If you’ve had a bad day, and you’re feeling frustrated by the aggravations and banality of modern life, Apocalypse Weekend is a terrific way to vicariously take bloody revenge without hurting anyone. Remember, the citizens of Paradise are just a collection of meaningless pixels, so feel free to whiz on anyone who gets in your way. These natural born victims flee in terror or puke in disgust, providing the kind of guilty pleasure that’s unavailable in any other computer game. They also fight back, until you chop them into steak-sized chunks, or blow their heads off. Everyone’s inner psycho will applaud.

Of course, no game is perfect, and Apocalypse Weekend suffers from its share of flaws. For instance, I wish the environments were more interactive. Each level suffers from an empty quality, like a new house that isn’t quite finished. The maps include streets, signs, buildings, furniture and people, but little details are missing, which would otherwise make the Postal Dude’s world look and feel more alive. However, the focus of Apocalypse Weekend is on gameplay, rather than graphics, so this lack of detail isn’t a deal-breaker.

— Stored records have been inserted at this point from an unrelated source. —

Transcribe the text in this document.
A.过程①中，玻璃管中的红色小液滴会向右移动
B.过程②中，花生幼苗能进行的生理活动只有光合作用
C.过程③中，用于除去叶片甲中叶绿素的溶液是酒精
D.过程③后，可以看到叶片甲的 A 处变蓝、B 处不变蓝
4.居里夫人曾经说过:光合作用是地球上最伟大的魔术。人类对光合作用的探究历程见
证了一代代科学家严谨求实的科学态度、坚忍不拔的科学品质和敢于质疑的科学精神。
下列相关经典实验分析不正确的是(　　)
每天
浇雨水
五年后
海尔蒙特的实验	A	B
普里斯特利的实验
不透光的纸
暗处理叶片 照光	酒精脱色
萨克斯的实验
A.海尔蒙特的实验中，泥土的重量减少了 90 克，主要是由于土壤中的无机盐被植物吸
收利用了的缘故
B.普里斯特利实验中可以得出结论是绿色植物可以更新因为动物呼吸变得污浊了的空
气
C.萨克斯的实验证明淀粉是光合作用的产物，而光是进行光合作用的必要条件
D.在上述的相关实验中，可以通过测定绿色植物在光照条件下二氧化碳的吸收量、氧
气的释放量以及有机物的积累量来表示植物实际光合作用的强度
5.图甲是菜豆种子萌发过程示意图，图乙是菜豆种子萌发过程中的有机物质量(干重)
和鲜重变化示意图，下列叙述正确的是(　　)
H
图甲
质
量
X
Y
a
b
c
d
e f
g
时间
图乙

One complaint about the original game concerned long loading times when moving your character between zones. Postal 2 didn’t have separate maps, but the wide-open town still required transitions, since the geography of Paradise couldn’t fit into memory completely. Loading times aren’t a problem in the Apocalypse Weekend expansion because this time traditional self-contained levels are employed. Nevertheless I miss the more free-form nature of Postal 2. You could tackle objectives in any order, or simply wander off to explore your surroundings. The levels of Apocalypse Weekend give the game a linear structure that doesn’t provide the same rewarding sense of freedom.

Whatever. These grumbles aren’t nearly enough to derail the twisted fun. One great improvement is the addition of awesome melee weapons. A new sickle can split foes in two with a single swipe. In one mission, a sledge hammer is used to bean cows on the head. Their bloated bodies collapse like sacks of wet cement. The most enjoyable weapon has to be the boomerang machete, which quickly separates arms, legs and heads from opponents’ torsos.

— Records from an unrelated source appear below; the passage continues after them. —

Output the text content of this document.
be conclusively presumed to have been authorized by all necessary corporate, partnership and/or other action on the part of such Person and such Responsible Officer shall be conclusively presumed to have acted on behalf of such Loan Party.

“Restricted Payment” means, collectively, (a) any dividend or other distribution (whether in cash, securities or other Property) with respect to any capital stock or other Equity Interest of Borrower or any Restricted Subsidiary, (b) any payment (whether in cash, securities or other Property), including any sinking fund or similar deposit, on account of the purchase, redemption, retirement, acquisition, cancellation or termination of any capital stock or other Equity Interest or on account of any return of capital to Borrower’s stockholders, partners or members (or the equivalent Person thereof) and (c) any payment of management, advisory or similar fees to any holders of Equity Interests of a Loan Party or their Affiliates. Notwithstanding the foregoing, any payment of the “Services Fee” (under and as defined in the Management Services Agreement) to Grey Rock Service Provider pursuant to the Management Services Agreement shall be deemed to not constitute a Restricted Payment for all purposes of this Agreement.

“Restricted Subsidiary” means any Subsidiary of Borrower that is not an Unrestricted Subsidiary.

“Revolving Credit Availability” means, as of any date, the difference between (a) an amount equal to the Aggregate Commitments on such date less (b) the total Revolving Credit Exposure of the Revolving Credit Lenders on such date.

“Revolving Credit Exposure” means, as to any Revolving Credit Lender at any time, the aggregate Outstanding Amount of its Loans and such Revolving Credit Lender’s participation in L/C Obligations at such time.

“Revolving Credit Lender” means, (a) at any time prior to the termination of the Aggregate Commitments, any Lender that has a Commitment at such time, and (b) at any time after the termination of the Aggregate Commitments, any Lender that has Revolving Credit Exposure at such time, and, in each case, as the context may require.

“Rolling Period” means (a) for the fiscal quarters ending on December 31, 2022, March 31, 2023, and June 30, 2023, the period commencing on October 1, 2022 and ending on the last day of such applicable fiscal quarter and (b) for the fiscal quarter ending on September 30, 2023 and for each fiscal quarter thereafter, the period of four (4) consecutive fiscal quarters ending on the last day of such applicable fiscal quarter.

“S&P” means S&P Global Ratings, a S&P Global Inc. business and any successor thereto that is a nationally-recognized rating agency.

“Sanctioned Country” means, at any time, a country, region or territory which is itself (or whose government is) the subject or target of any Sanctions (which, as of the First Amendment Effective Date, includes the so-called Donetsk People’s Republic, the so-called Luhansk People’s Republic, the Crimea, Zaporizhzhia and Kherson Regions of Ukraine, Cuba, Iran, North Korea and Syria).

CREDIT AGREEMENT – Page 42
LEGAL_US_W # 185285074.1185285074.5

Postal 2: Apocalypse Weekend’s brand of humor and action can rightfully be called vulgar, but this label isn’t a critical jab. Nobel prize winning playwright George Bernard Shaw put it best when he said, “Vulgarity is a necessary part of a complete author’s equipment; and the clown is sometimes the best part of the circus.” The low-brow, circus-like atmosphere of Apocalypse Weekend is undeniably puerile, and undeniably entertaining. Your game collection won’t be complete without it.